PURPOSE: To compare the outcome of ACL reconstuction using patellar tendon (PAT) to that when using hamstring tendons. Type of Study: Meta-analysis of controlled trials of patellar tendon versus hamstring tendons for ACL reconstruction. METHODS: Meta-analysis is a systematic method for statistical analyses that allows compilation of combined data from various independent studies. This allows one to assess the potential benefits of various treatments when conclusions based on individual studies are difficult to assess. We conducted a meta-analyses (M-A) using controlled trials (CTs) to determine if there are differences between the 2 methods. Although both surgical techniques have potential for good results, we hypothesized that there are differences in outcomes between these techniques.

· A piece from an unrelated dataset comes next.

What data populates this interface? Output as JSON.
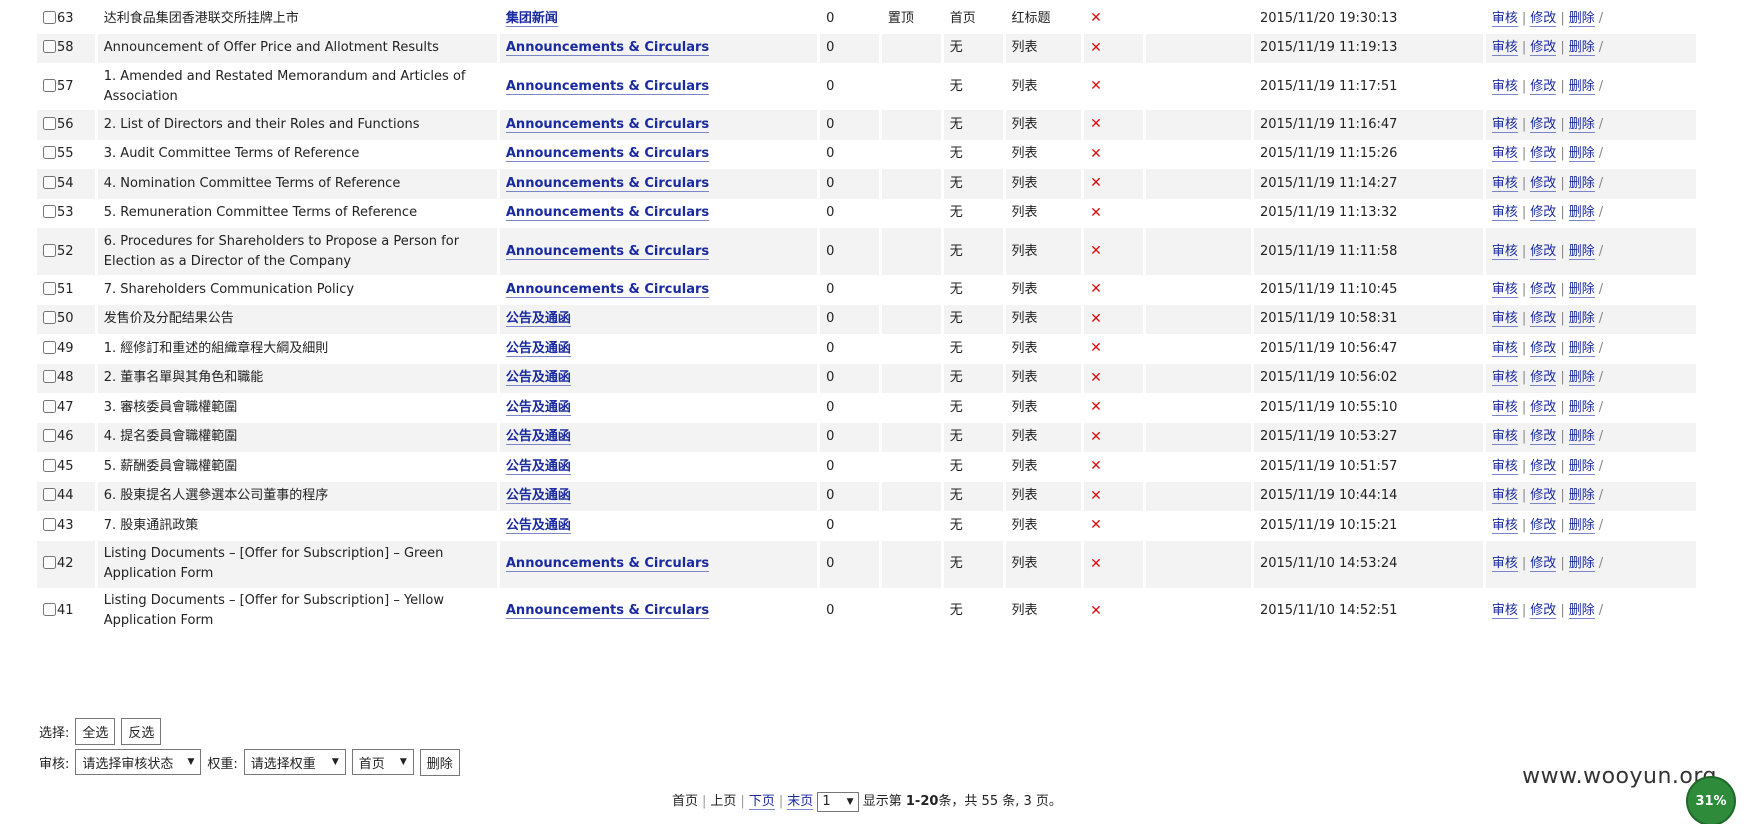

We included CTs that used standard evaluation techniques with a minimum 2-year follow-up. Outcomes evaluated included: return to preinjury level of activity, KT testing, Lachman scores, pivot shift scores, range of motion (ROM) loss in flexion and extension, complications, and failures. Relative risks for each outcome were calculated for each study and pooled across studies using a fixed effects method. RESULTS: Four studies fulfilled our inclusion criteria. Relative risks with 95% confidence intervals and P values were obtained for each of the outcomes listed above. The results show significant differences between PAT and semitendinosus and gracilis tendon (ST&G) reconstructions. PAT patients have a greater chance of attaining a statically stable knee (as measured by KT) and nearly a 20% greater chance of returning to preinjury activity levels. CONCLUSIONS: Although both techniques, as performed in the late 1980s and early 1990s, yielded good results, PAT reconstuction led to higher postoperative activity levels and greater static stability than hamstring reconstruction. This is statistically significant based on this meta-analysis.